Plaintiff alleges as a result of defendants’ negligence he was injured when the vehicle in which he was a passenger and driven by defendant Kafando, an Uber driver, was struck in the rear by an ambulance owned by the City defendants and driven by defendant Israel Carrasquillo. Defendant Kafando demonstrated prima facie entitlement to summary judgment by submitting his affidavit averring that his vehicle was approaching a red light when it was struck in the rear by the ambulance, which established both the ambulance driver's negligence and Kafando's own lack of fault (see Reyes v. Gropper, 212 A.D.3d 565, 565, 183 N.Y.S.3d 369 [1st Dept. 2023] ; Miller v. DeSouza, 165 A.D.3d 550, 89 N.Y.S.3d 79 [1st Dept. 2018] ). Kafando's motion was also supported by a certified police accident report containing Carrasquillo's out-of-court statement, which may be admitted as a party admission or a declaration against interest (see Yassin v. Blackman, 188 A.D.3d 62, 65, 131 N.Y.S.3d 53 [2d Dept. 2020] ).
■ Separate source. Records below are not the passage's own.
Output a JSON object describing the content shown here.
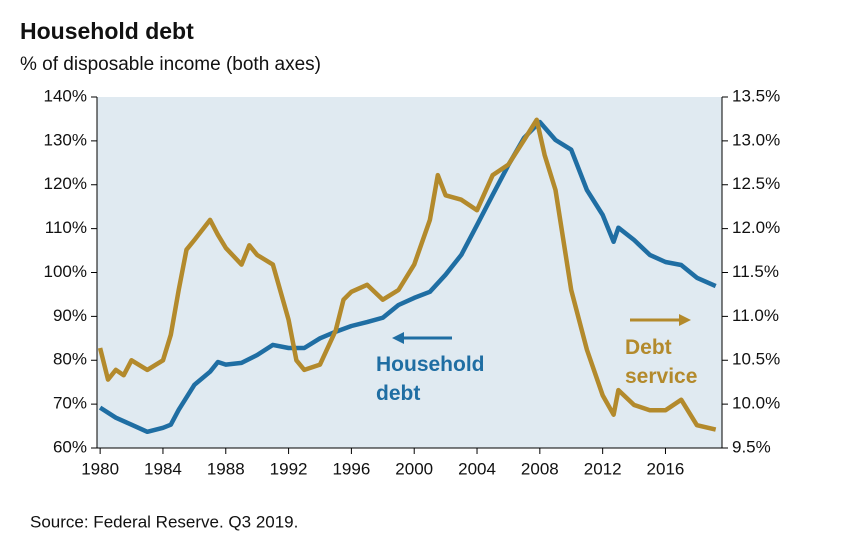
{
  "chart_data": {
    "type": "line",
    "title": "Household debt",
    "subtitle": "% of disposable income (both axes)",
    "source": "Source: Federal Reserve. Q3 2019.",
    "xlim": [
      1979.8,
      2019.6
    ],
    "xticks": [
      1980,
      1984,
      1988,
      1992,
      1996,
      2000,
      2004,
      2008,
      2012,
      2016
    ],
    "ylim": [
      60,
      140
    ],
    "yticks": [
      {
        "value": 60,
        "label": "60%"
      },
      {
        "value": 70,
        "label": "70%"
      },
      {
        "value": 80,
        "label": "80%"
      },
      {
        "value": 90,
        "label": "90%"
      },
      {
        "value": 100,
        "label": "100%"
      },
      {
        "value": 110,
        "label": "110%"
      },
      {
        "value": 120,
        "label": "120%"
      },
      {
        "value": 130,
        "label": "130%"
      },
      {
        "value": 140,
        "label": "140%"
      }
    ],
    "y2lim": [
      9.5,
      13.5
    ],
    "y2ticks": [
      {
        "value": 9.5,
        "label": "9.5%"
      },
      {
        "value": 10,
        "label": "10.0%"
      },
      {
        "value": 10.5,
        "label": "10.5%"
      },
      {
        "value": 11,
        "label": "11.0%"
      },
      {
        "value": 11.5,
        "label": "11.5%"
      },
      {
        "value": 12,
        "label": "12.0%"
      },
      {
        "value": 12.5,
        "label": "12.5%"
      },
      {
        "value": 13,
        "label": "13.0%"
      },
      {
        "value": 13.5,
        "label": "13.5%"
      }
    ],
    "series": [
      {
        "name": "Household debt",
        "color": "#1f6ea3",
        "axis": "y",
        "x": [
          1980,
          1981,
          1982,
          1983,
          1984,
          1984.5,
          1985,
          1986,
          1987,
          1987.5,
          1988,
          1989,
          1990,
          1991,
          1992,
          1993,
          1994,
          1995,
          1996,
          1997,
          1998,
          1999,
          2000,
          2001,
          2002,
          2003,
          2004,
          2005,
          2006,
          2007,
          2008,
          2009,
          2010,
          2011,
          2012,
          2012.7,
          2013,
          2014,
          2015,
          2016,
          2017,
          2018,
          2019.2
        ],
        "values": [
          69.2,
          66.9,
          65.3,
          63.7,
          64.6,
          65.3,
          68.7,
          74.4,
          77.4,
          79.6,
          79,
          79.4,
          81.2,
          83.5,
          82.8,
          82.8,
          85,
          86.5,
          87.8,
          88.7,
          89.7,
          92.6,
          94.2,
          95.6,
          99.5,
          104,
          110.8,
          117.7,
          124.5,
          130.7,
          134.3,
          130.2,
          128,
          118.8,
          113.1,
          107,
          110.2,
          107.4,
          104,
          102.4,
          101.7,
          98.8,
          96.9
        ]
      },
      {
        "name": "Debt service",
        "color": "#b38a2c",
        "axis": "y2",
        "x": [
          1980,
          1980.5,
          1981,
          1981.5,
          1982,
          1983,
          1984,
          1984.5,
          1985,
          1985.5,
          1986,
          1987,
          1987.5,
          1988,
          1989,
          1989.5,
          1990,
          1991,
          1992,
          1992.5,
          1993,
          1994,
          1995,
          1995.5,
          1996,
          1997,
          1998,
          1999,
          2000,
          2001,
          2001.5,
          2002,
          2003,
          2004,
          2005,
          2006,
          2007,
          2007.8,
          2008.3,
          2009,
          2010,
          2011,
          2012,
          2012.7,
          2013,
          2014,
          2015,
          2016,
          2017,
          2018,
          2019.2
        ],
        "values": [
          10.64,
          10.28,
          10.39,
          10.33,
          10.5,
          10.39,
          10.5,
          10.79,
          11.3,
          11.76,
          11.87,
          12.1,
          11.93,
          11.78,
          11.59,
          11.81,
          11.7,
          11.59,
          10.96,
          10.5,
          10.39,
          10.45,
          10.84,
          11.19,
          11.28,
          11.36,
          11.19,
          11.3,
          11.59,
          12.1,
          12.61,
          12.38,
          12.33,
          12.21,
          12.61,
          12.73,
          13.01,
          13.24,
          12.84,
          12.44,
          11.3,
          10.62,
          10.1,
          9.88,
          10.16,
          9.99,
          9.93,
          9.93,
          10.05,
          9.76,
          9.71
        ]
      }
    ]
  }
}
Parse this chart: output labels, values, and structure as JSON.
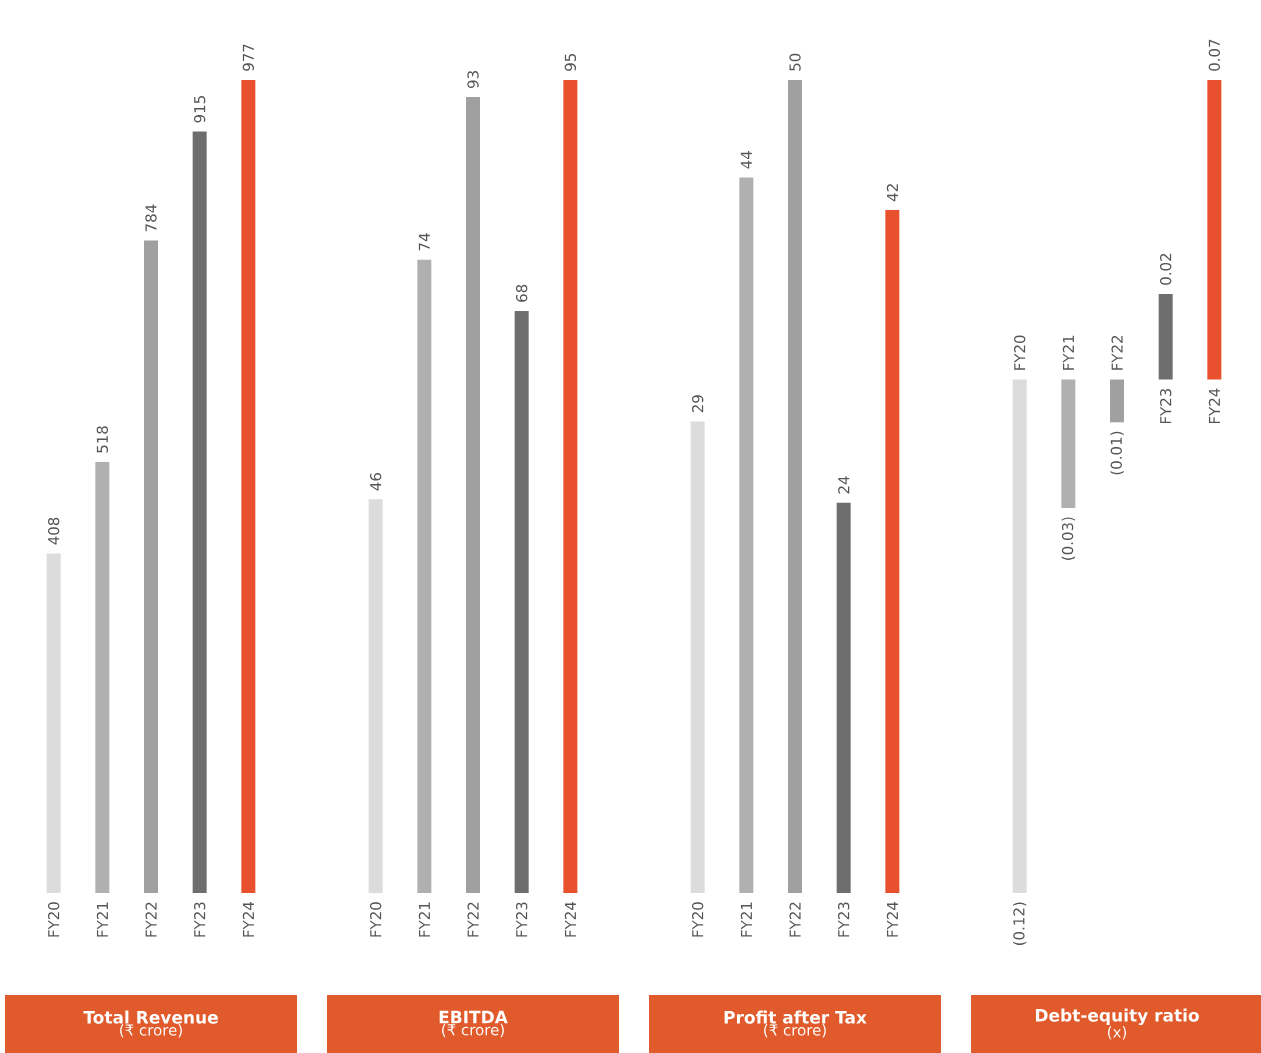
{
  "chart_data": [
    {
      "type": "bar",
      "title": "Total Revenue",
      "subtitle": "(₹ crore)",
      "categories": [
        "FY20",
        "FY21",
        "FY22",
        "FY23",
        "FY24"
      ],
      "values": [
        408,
        518,
        784,
        915,
        977
      ],
      "colors": [
        "#dcdcdc",
        "#b0b0b0",
        "#a0a0a0",
        "#6e6e6e",
        "#e8502e"
      ],
      "data_labels": true
    },
    {
      "type": "bar",
      "title": "EBITDA",
      "subtitle": "(₹ crore)",
      "categories": [
        "FY20",
        "FY21",
        "FY22",
        "FY23",
        "FY24"
      ],
      "values": [
        46,
        74,
        93,
        68,
        95
      ],
      "colors": [
        "#dcdcdc",
        "#b0b0b0",
        "#a0a0a0",
        "#6e6e6e",
        "#e8502e"
      ],
      "data_labels": true
    },
    {
      "type": "bar",
      "title": "Profit after Tax",
      "subtitle": "(₹ crore)",
      "categories": [
        "FY20",
        "FY21",
        "FY22",
        "FY23",
        "FY24"
      ],
      "values": [
        29,
        44,
        50,
        24,
        42
      ],
      "colors": [
        "#dcdcdc",
        "#b0b0b0",
        "#a0a0a0",
        "#6e6e6e",
        "#e8502e"
      ],
      "data_labels": true
    },
    {
      "type": "bar",
      "title": "Debt-equity ratio",
      "subtitle": "(x)",
      "categories": [
        "FY20",
        "FY21",
        "FY22",
        "FY23",
        "FY24"
      ],
      "values": [
        -0.12,
        -0.03,
        -0.01,
        0.02,
        0.07
      ],
      "value_labels": [
        "(0.12)",
        "(0.03)",
        "(0.01)",
        "0.02",
        "0.07"
      ],
      "colors": [
        "#dcdcdc",
        "#b0b0b0",
        "#a0a0a0",
        "#6e6e6e",
        "#e8502e"
      ]
    }
  ]
}
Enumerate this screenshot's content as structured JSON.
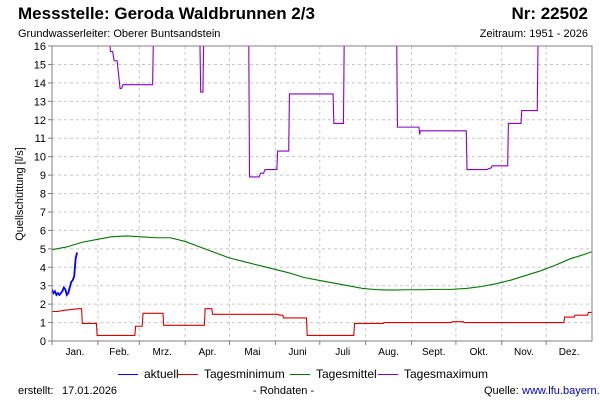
{
  "header": {
    "title": "Messstelle: Geroda Waldbrunnen 2/3",
    "number": "Nr: 22502",
    "aquifer": "Grundwasserleiter:   Oberer Buntsandstein",
    "period": "Zeitraum: 1951 - 2026"
  },
  "footer": {
    "created_label": "erstellt:",
    "created_value": "17.01.2026",
    "rawdata": "- Rohdaten -",
    "source_label": "Quelle:",
    "source_link": "www.lfu.bayern.de"
  },
  "colors": {
    "aktuell": "#0000ff",
    "min": "#dd0000",
    "mittel": "#007700",
    "max": "#8800cc",
    "grid": "#c8c8c8"
  },
  "chart_data": {
    "type": "line",
    "ylabel": "Quellschüttung [l/s]",
    "xlabel": "",
    "ylim": [
      0,
      16
    ],
    "yticks": [
      0,
      1,
      2,
      3,
      4,
      5,
      6,
      7,
      8,
      9,
      10,
      11,
      12,
      13,
      14,
      15,
      16
    ],
    "xlim": [
      0,
      365
    ],
    "months": [
      {
        "label": "Jan.",
        "center": 15.5
      },
      {
        "label": "Feb.",
        "center": 45.5
      },
      {
        "label": "Mrz.",
        "center": 74.5
      },
      {
        "label": "Apr.",
        "center": 105
      },
      {
        "label": "Mai",
        "center": 135.5
      },
      {
        "label": "Juni",
        "center": 166
      },
      {
        "label": "Juli",
        "center": 196.5
      },
      {
        "label": "Aug.",
        "center": 227.5
      },
      {
        "label": "Sept.",
        "center": 258
      },
      {
        "label": "Okt.",
        "center": 288.5
      },
      {
        "label": "Nov.",
        "center": 319
      },
      {
        "label": "Dez.",
        "center": 349.5
      }
    ],
    "month_starts": [
      0,
      31,
      59,
      90,
      120,
      151,
      181,
      212,
      243,
      273,
      304,
      334
    ],
    "grid": true,
    "legend_position": "bottom",
    "series": [
      {
        "name": "aktuell",
        "key": "aktuell",
        "points": [
          [
            0,
            2.8
          ],
          [
            1,
            2.6
          ],
          [
            2,
            2.7
          ],
          [
            3,
            2.5
          ],
          [
            4,
            2.6
          ],
          [
            5,
            2.5
          ],
          [
            6,
            2.6
          ],
          [
            7,
            2.7
          ],
          [
            8,
            2.9
          ],
          [
            9,
            2.8
          ],
          [
            10,
            2.5
          ],
          [
            11,
            2.6
          ],
          [
            12,
            2.9
          ],
          [
            13,
            3.2
          ],
          [
            14,
            3.3
          ],
          [
            15,
            3.5
          ],
          [
            16,
            4.5
          ],
          [
            17,
            4.8
          ]
        ]
      },
      {
        "name": "Tagesminimum",
        "key": "min",
        "points": [
          [
            0,
            1.6
          ],
          [
            4,
            1.6
          ],
          [
            7,
            1.65
          ],
          [
            12,
            1.7
          ],
          [
            18,
            1.75
          ],
          [
            20,
            1.75
          ],
          [
            20.5,
            0.95
          ],
          [
            30,
            0.95
          ],
          [
            30.5,
            0.3
          ],
          [
            56,
            0.3
          ],
          [
            56.5,
            0.8
          ],
          [
            61,
            0.8
          ],
          [
            61.5,
            1.5
          ],
          [
            75,
            1.5
          ],
          [
            75.5,
            0.85
          ],
          [
            103,
            0.85
          ],
          [
            103.5,
            1.75
          ],
          [
            108,
            1.75
          ],
          [
            108.5,
            1.45
          ],
          [
            153,
            1.45
          ],
          [
            153.5,
            1.4
          ],
          [
            156,
            1.4
          ],
          [
            156.5,
            1.25
          ],
          [
            172,
            1.25
          ],
          [
            172.5,
            0.3
          ],
          [
            204,
            0.3
          ],
          [
            204.5,
            0.95
          ],
          [
            224,
            0.95
          ],
          [
            224.5,
            1.0
          ],
          [
            244,
            1.0
          ],
          [
            270,
            1.0
          ],
          [
            270.5,
            1.05
          ],
          [
            278,
            1.05
          ],
          [
            278.5,
            1.0
          ],
          [
            346,
            1.0
          ],
          [
            346.5,
            1.3
          ],
          [
            353,
            1.3
          ],
          [
            353.5,
            1.4
          ],
          [
            362,
            1.4
          ],
          [
            362.5,
            1.55
          ],
          [
            365,
            1.55
          ]
        ]
      },
      {
        "name": "Tagesmittel",
        "key": "mittel",
        "points": [
          [
            0,
            4.95
          ],
          [
            10,
            5.1
          ],
          [
            20,
            5.35
          ],
          [
            30,
            5.5
          ],
          [
            40,
            5.65
          ],
          [
            50,
            5.7
          ],
          [
            60,
            5.65
          ],
          [
            70,
            5.6
          ],
          [
            80,
            5.6
          ],
          [
            90,
            5.4
          ],
          [
            100,
            5.1
          ],
          [
            110,
            4.8
          ],
          [
            120,
            4.5
          ],
          [
            130,
            4.3
          ],
          [
            140,
            4.1
          ],
          [
            150,
            3.9
          ],
          [
            160,
            3.7
          ],
          [
            170,
            3.45
          ],
          [
            180,
            3.3
          ],
          [
            190,
            3.15
          ],
          [
            200,
            3.0
          ],
          [
            210,
            2.85
          ],
          [
            220,
            2.78
          ],
          [
            230,
            2.76
          ],
          [
            240,
            2.78
          ],
          [
            250,
            2.78
          ],
          [
            260,
            2.8
          ],
          [
            270,
            2.8
          ],
          [
            280,
            2.85
          ],
          [
            290,
            2.95
          ],
          [
            300,
            3.1
          ],
          [
            310,
            3.3
          ],
          [
            320,
            3.55
          ],
          [
            330,
            3.8
          ],
          [
            340,
            4.1
          ],
          [
            350,
            4.45
          ],
          [
            360,
            4.7
          ],
          [
            365,
            4.85
          ]
        ]
      },
      {
        "name": "Tagesmaximum",
        "key": "max",
        "points": [
          [
            39,
            16.2
          ],
          [
            39.5,
            15.7
          ],
          [
            41,
            15.7
          ],
          [
            42,
            15.2
          ],
          [
            44,
            15.2
          ],
          [
            46,
            13.7
          ],
          [
            47,
            13.7
          ],
          [
            48,
            13.9
          ],
          [
            68,
            13.9
          ],
          [
            68.5,
            16.2
          ],
          [
            100,
            16.2
          ],
          [
            100.5,
            13.5
          ],
          [
            102,
            13.5
          ],
          [
            102.5,
            16.2
          ],
          [
            133,
            16.2
          ],
          [
            133.5,
            8.9
          ],
          [
            140,
            8.9
          ],
          [
            141,
            9.1
          ],
          [
            143,
            9.1
          ],
          [
            144,
            9.3
          ],
          [
            152,
            9.3
          ],
          [
            152.5,
            10.3
          ],
          [
            160,
            10.3
          ],
          [
            160.5,
            13.4
          ],
          [
            190,
            13.4
          ],
          [
            190.5,
            11.8
          ],
          [
            197,
            11.8
          ],
          [
            197.5,
            16.2
          ],
          [
            233,
            16.2
          ],
          [
            233.5,
            11.6
          ],
          [
            248,
            11.6
          ],
          [
            248.5,
            11.2
          ],
          [
            249,
            11.4
          ],
          [
            280,
            11.4
          ],
          [
            280.5,
            9.3
          ],
          [
            294,
            9.3
          ],
          [
            297,
            9.4
          ],
          [
            297.5,
            9.5
          ],
          [
            308,
            9.5
          ],
          [
            308.5,
            11.8
          ],
          [
            317,
            11.8
          ],
          [
            317.5,
            12.5
          ],
          [
            328,
            12.5
          ],
          [
            328.5,
            16.2
          ]
        ]
      }
    ]
  }
}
In opposition, neither plaintiff, the City, nor Carrasquillo offered any evidence of Kafando's negligence sufficient to raise a triable issue of fact (see Matias v. Grose, 123 A.D.3d 485, 486, 999 N.Y.S.2d 14 [1st Dept. 2014] ). The City's submission of plaintiff's 50–h hearing testimony, in which he stated that he believed Kafando's vehicle was stopped or stopping at a red light before it was rear-ended, does not raise a triable issue of fact as to whether Kafando was at fault (see Betances v. DJB Intl. Ltd., 210 A.D.3d 420, 420–421, 177 N.Y.S.3d 566 [1st Dept. 2022] ).
Kafando's summary judgment motion was not premature since the parties opposing the motion failed to identify any evidence in Kafando's possession that would support a nonnegligent cause for the rear-end collision. Further, both plaintiff and Carrasquillo had knowledge of the relevant facts (see Mirza v. Tribeca Auto. Inc., 189 A.D.3d 448, 137 N.Y.S.3d 13 [1st Dept. 2020] ; Avant v. Cepin Livery Corp., 74 A.D.3d 533, 534, 904 N.Y.S.2d 381 [1st Dept. 2010] ). Accordingly, Kafando is entitled to summary judgment dismissing the complaint and all cross-claims against him (see Francisco v. Schoepfer, 30 A.D.3d 275, 275, 817 N.Y.S.2d 52 [1st Dept. 2006] ; Woodley v. Ramirez, 25 A.D.3d 451, 452, 810 N.Y.S.2d 125 [1st Dept. 2006] ).